Super Bad | The Source Weekly - Bend, Oregon

Super Bad

It's the Super Bowl this weekend, and while we can't predict what will happen in the game - who knows, maybe the officials will throw another championship to the Steelers (yes, Left Field is still bitter about the Seahawks getting screwed in '06) - but we can foresee a few events that will absolutely happen at your Super Bowl Party.

1) Someone will bring a six-pack of Coors Light and one of your beer snob friends will lambaste them for it.

2) One of your friends will spend the first quarter feeling out which team the majority of partygoers are backing and spend the rest of the game arbitrarily rooting on the opposite squad. Violence will ensue.
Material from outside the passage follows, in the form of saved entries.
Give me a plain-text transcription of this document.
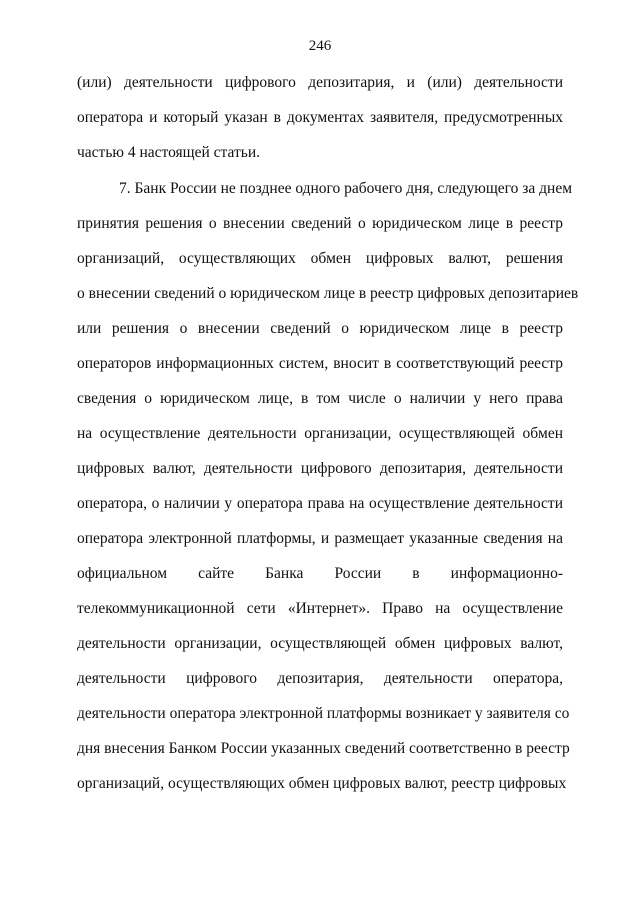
246
(или) деятельности цифрового депозитария, и (или) деятельности
оператора и который указан в документах заявителя, предусмотренных
частью 4 настоящей статьи.
7. Банк России не позднее одного рабочего дня, следующего за днем
принятия решения о внесении сведений о юридическом лице в реестр
организаций, осуществляющих обмен цифровых валют, решения
о внесении сведений о юридическом лице в реестр цифровых депозитариев
или решения о внесении сведений о юридическом лице в реестр
операторов информационных систем, вносит в соответствующий реестр
сведения о юридическом лице, в том числе о наличии у него права
на осуществление деятельности организации, осуществляющей обмен
цифровых валют, деятельности цифрового депозитария, деятельности
оператора, о наличии у оператора права на осуществление деятельности
оператора электронной платформы, и размещает указанные сведения на
официальном сайте Банка России в информационно-
телекоммуникационной сети «Интернет». Право на осуществление
деятельности организации, осуществляющей обмен цифровых валют,
деятельности цифрового депозитария, деятельности оператора,
деятельности оператора электронной платформы возникает у заявителя со
дня внесения Банком России указанных сведений соответственно в реестр
организаций, осуществляющих обмен цифровых валют, реестр цифровых
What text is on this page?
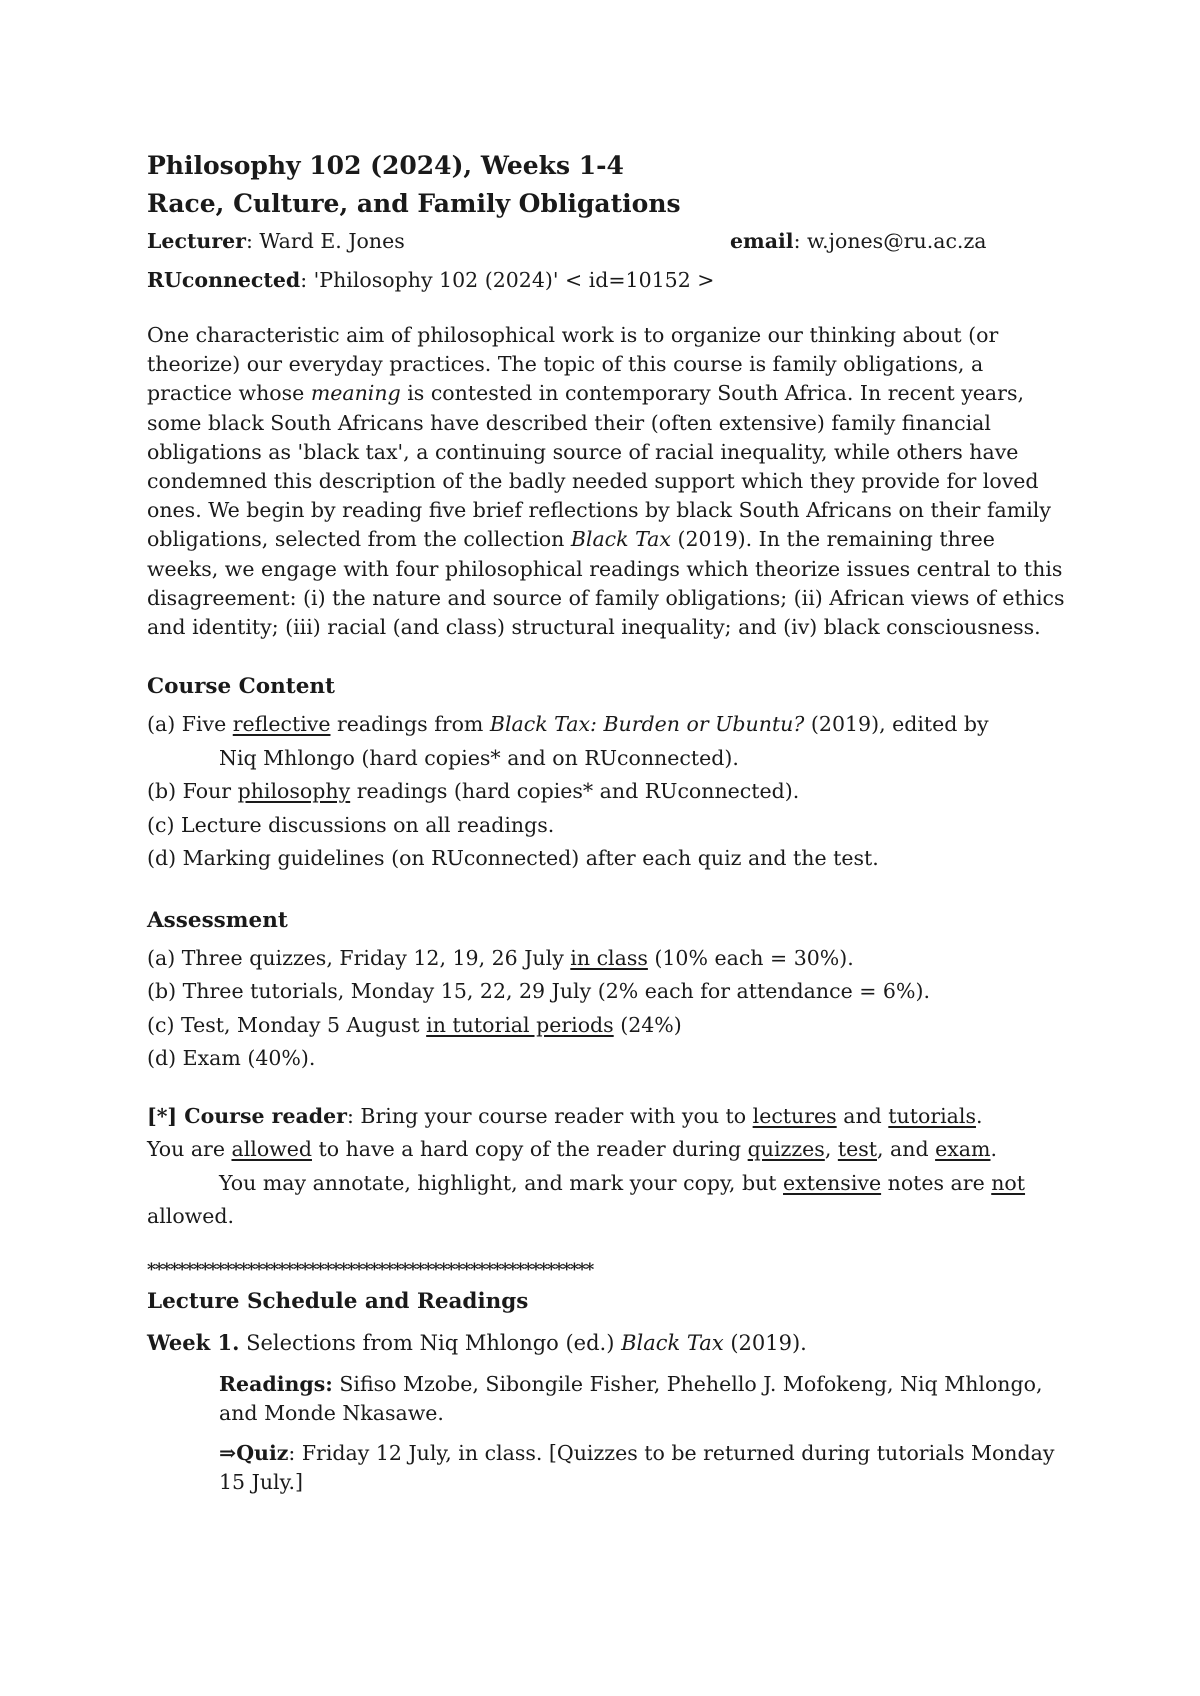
Philosophy 102 (2024), Weeks 1-4
Race, Culture, and Family Obligations
Lecturer: Ward E. Jones	email: w.jones@ru.ac.za
RUconnected: 'Philosophy 102 (2024)' < id=10152 >

One characteristic aim of philosophical work is to organize our thinking about (or theorize) our everyday practices. The topic of this course is family obligations, a practice whose meaning is contested in contemporary South Africa. In recent years, some black South Africans have described their (often extensive) family financial obligations as 'black tax', a continuing source of racial inequality, while others have condemned this description of the badly needed support which they provide for loved ones. We begin by reading five brief reflections by black South Africans on their family obligations, selected from the collection Black Tax (2019). In the remaining three weeks, we engage with four philosophical readings which theorize issues central to this disagreement: (i) the nature and source of family obligations; (ii) African views of ethics and identity; (iii) racial (and class) structural inequality; and (iv) black consciousness.

Course Content
(a) Five reflective readings from Black Tax: Burden or Ubuntu? (2019), edited by
Niq Mhlongo (hard copies* and on RUconnected).
(b) Four philosophy readings (hard copies* and RUconnected).
(c) Lecture discussions on all readings.
(d) Marking guidelines (on RUconnected) after each quiz and the test.
Assessment
(a) Three quizzes, Friday 12, 19, 26 July in class (10% each = 30%).
(b) Three tutorials, Monday 15, 22, 29 July (2% each for attendance = 6%).
(c) Test, Monday 5 August in tutorial periods (24%)
(d) Exam (40%).
[*] Course reader: Bring your course reader with you to lectures and tutorials.
You are allowed to have a hard copy of the reader during quizzes, test, and exam.
You may annotate, highlight, and mark your copy, but extensive notes are not allowed.
**********************************************************
Lecture Schedule and Readings
Week 1. Selections from Niq Mhlongo (ed.) Black Tax (2019).
Readings: Sifiso Mzobe, Sibongile Fisher, Phehello J. Mofokeng, Niq Mhlongo, and Monde Nkasawe.
⇒Quiz: Friday 12 July, in class. [Quizzes to be returned during tutorials Monday 15 July.]
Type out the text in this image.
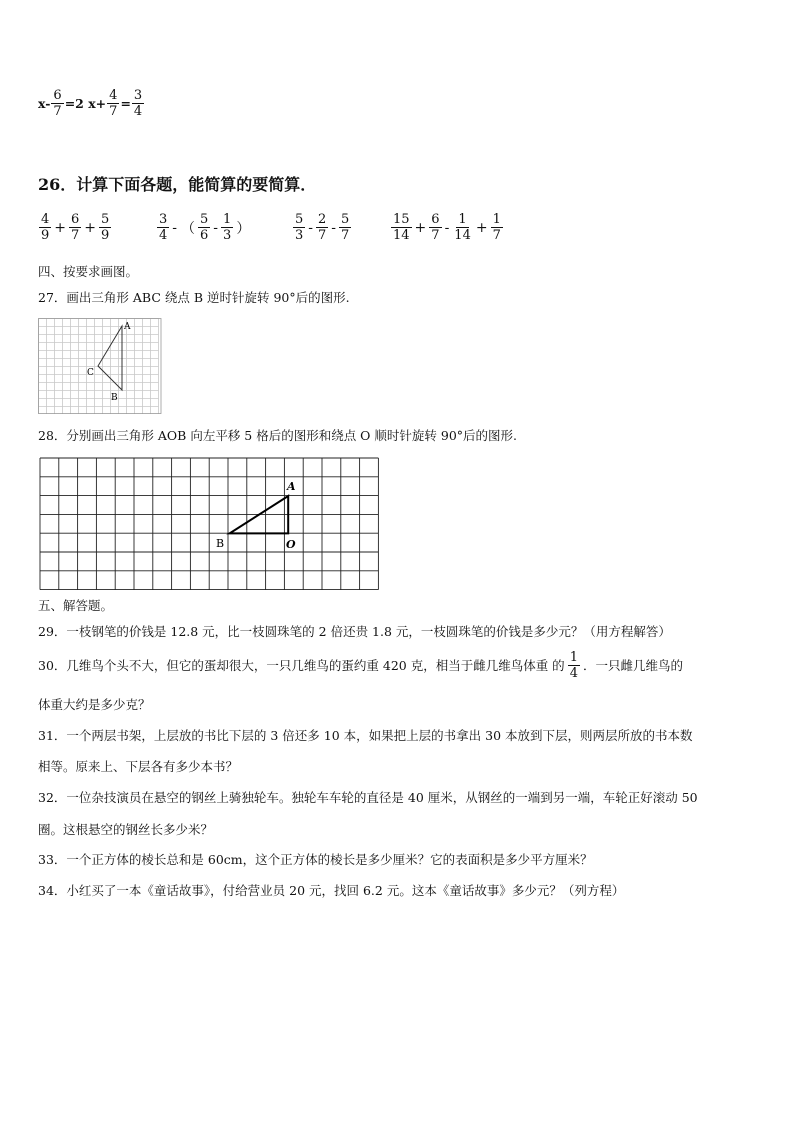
$x- \frac{6}{7} =2$ $x+ \frac{4}{7} = \frac{3}{4}$
26．计算下面各题，能简算的要简算．
$\frac{4}{9} + \frac{6}{7} + \frac{5}{9}$	$\frac{3}{4}$ - （ $\frac{5}{6} - \frac{1}{3}$ ）	$\frac{5}{3} - \frac{2}{7} - \frac{5}{7}$	$\frac{15}{14} + \frac{6}{7} - \frac{1}{14} + \frac{1}{7}$
四、按要求画图。
27．画出三角形 ABC 绕点 B 逆时针旋转 90°后的图形.
A
C
B
28．分别画出三角形 AOB 向左平移 5 格后的图形和绕点 O 顺时针旋转 90°后的图形.
A
B	O
五、解答题。
29．一枝钢笔的价钱是 12.8 元，比一枝圆珠笔的 2 倍还贵 1.8 元，一枝圆珠笔的价钱是多少元？（用方程解答）
30．几维鸟个头不大，但它的蛋却很大，一只几维鸟的蛋约重 420 克，相当于雌几维鸟体重 的 $\frac{1}{4}$ ．一只雌几维鸟的
体重大约是多少克？
31．一个两层书架，上层放的书比下层的 3 倍还多 10 本，如果把上层的书拿出 30 本放到下层，则两层所放的书本数
相等。原来上、下层各有多少本书？
32．一位杂技演员在悬空的钢丝上骑独轮车。独轮车车轮的直径是 40 厘米，从钢丝的一端到另一端，车轮正好滚动 50
圈。这根悬空的钢丝长多少米？
33．一个正方体的棱长总和是 60cm，这个正方体的棱长是多少厘米？它的表面积是多少平方厘米？
34．小红买了一本《童话故事》，付给营业员 20 元，找回 6.2 元。这本《童话故事》多少元？（列方程）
3) You will eat chili, Velveeta or a combination of the two.

4) No less than four partygoers will find themselves horribly drunk by the end of the game and have the worst Monday of their lives.


5) At least one person will actually be from Pittsburg or Arizona and pretend to be that team's biggest fan.

6) Someone will call bullshit on the aforementioned fan in #5. The bullshit caller will probably be the guy from #2.

7) Remembering #3, no less than three times you will casually walk to the corner of the room and wait for everyone to cheer loudly.

8) Someone will be disappointed that the commercials weren't as good as last year.

9) Someone will be disappointed that the game wasn't as good as last year.

10) Someone will have a shocking amount of money riding on the game. This same person will be prone to vicious mood swings. If possible, keep him away from the guy in #2 and #6.

11) If the Cardinals win, Kurt Warner will awkwardly thank Jesus for the win.

12) Jesus, who isn't a football fan, will be watching Roadhouse on TBS and miss Warner's shout out.